When left ventricular (LV) outflow is obstructed at the valvular level, a gradient develops between the left ventricle and the aorta (see Fig. 40-3). The relationship between the gradient and the aortic valve area (AVA) is complex, however, and depends on the severity of the lesion as measured by the AVA and on the cardiac output or the aortic flow. After aortic valvuloplasty, aortic flow may increase because of an improvement in the cardiac output or the development of aortic regurgitation. Either result could increase the gradient, even if the actual AVA also increases. Alternatively, the cardiac output may fall, and the gradient may appear lower even if the AVA has increased. Thus, the short-term postprocedural valvular gradient change may not always reflect the actual change in the AVA.
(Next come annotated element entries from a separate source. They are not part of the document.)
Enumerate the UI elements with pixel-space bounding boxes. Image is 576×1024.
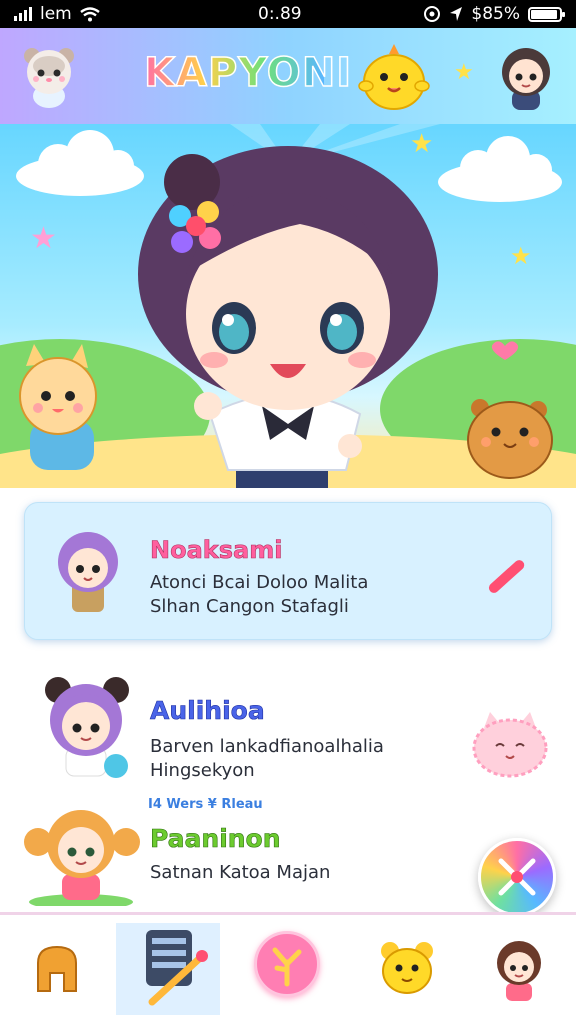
- chick-mascot-icon[interactable]: [356, 42, 432, 114]
- nav-edit-tool[interactable]: [116, 923, 220, 1015]
- sparkle-icon: [498, 858, 536, 896]
- character-detail: Slhan Cangon Stafagli: [150, 596, 349, 617]
- battery-icon: [528, 6, 565, 22]
- battery-percent: $85%: [471, 4, 520, 24]
- profile-icon: [497, 941, 541, 1001]
- edit-button[interactable]: [478, 552, 528, 602]
- star-icon: ★: [454, 60, 474, 85]
- character-avatar-icon: [58, 532, 118, 612]
- clock: 0:.89: [258, 4, 302, 24]
- wifi-icon: [80, 6, 100, 21]
- hamster-mascot-icon[interactable]: [20, 42, 78, 110]
- create-icon: [272, 947, 302, 987]
- nav-profile[interactable]: [484, 933, 554, 1003]
- bottom-nav: [0, 912, 576, 1024]
- character-detail: Barven lankadfianoalhalia: [150, 736, 384, 757]
- character-avatar-icon: [45, 677, 129, 778]
- rotation-lock-icon: [424, 6, 441, 22]
- nav-create[interactable]: [254, 931, 320, 997]
- character-name: Paaninon: [150, 824, 281, 854]
- app-header: KAPYONI ★: [0, 28, 576, 124]
- location-icon: [450, 7, 463, 21]
- svg-text:★: ★: [510, 242, 532, 270]
- cloud-right: [438, 136, 562, 202]
- svg-text:★: ★: [410, 129, 433, 159]
- user-avatar-icon[interactable]: [494, 40, 558, 112]
- svg-text:★: ★: [30, 221, 57, 256]
- cloud-left: [16, 130, 144, 196]
- character-name: Noaksami: [150, 536, 283, 565]
- hero-illustration: ★ ★ ★ ★: [0, 124, 576, 488]
- character-avatar-icon: [24, 810, 140, 906]
- status-bar: lem 0:.89 $85%: [0, 0, 576, 28]
- home-icon: [37, 945, 77, 992]
- character-detail: Satnan Katoa Majan: [150, 862, 331, 883]
- character-name: Aulihioa: [150, 696, 265, 726]
- floating-action-button[interactable]: [478, 838, 556, 916]
- bear-friend-icon: [381, 942, 433, 994]
- cat-character: [19, 344, 97, 470]
- hero-banner: ★ ★ ★ ★: [0, 124, 576, 488]
- character-detail: Atonci Bcai Doloo Malita: [150, 572, 369, 593]
- nav-home[interactable]: [22, 933, 92, 1003]
- nav-friends[interactable]: [372, 933, 442, 1003]
- fluffy-cat-icon[interactable]: [470, 708, 550, 778]
- character-detail: Hingsekyon: [150, 760, 255, 781]
- edit-tool-icon: [146, 929, 208, 1005]
- character-meta: I4 Wers ¥ Rleau: [148, 797, 263, 812]
- app-title: KAPYONI: [143, 49, 353, 97]
- bear-character: [467, 399, 553, 479]
- pencil-icon: [488, 560, 525, 593]
- carrier-label: lem: [40, 4, 72, 24]
- signal-icon: [14, 7, 32, 21]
Technique of Percutaneous Balloon Aortic Valvuloplasty
In contrast to pulmonary valvuloplasty, the balloon catheter used for aortic valvuloplasty should have a maximum inflated diameter slightly smaller than the measured size of the aortic annulus. In adults, a 20-mm-diameter balloon is usually used, although a 23-mm balloon may be required for larger patients. Brief, rapid RV pacing during positioning and inflation of the aortic balloon across the stenotic valve lowers cardiac output transiently and allows for more stable positioning. The balloon catheter is placed in the middle of the valve plane and manually inflated, using dilute (25%) radiographic contrast in saline (Fig. 40-4). Inflation pressures do not seem to influence the outcome significantly, and these pressures are no longer measured. Usually one to three separate 15- to 20-second inflations are adequate.
Figure 40-4 Aortic balloon valvuloplasty.
Ao, aortic; dP/dt, delta pressure/delta time; LV, left ventricular.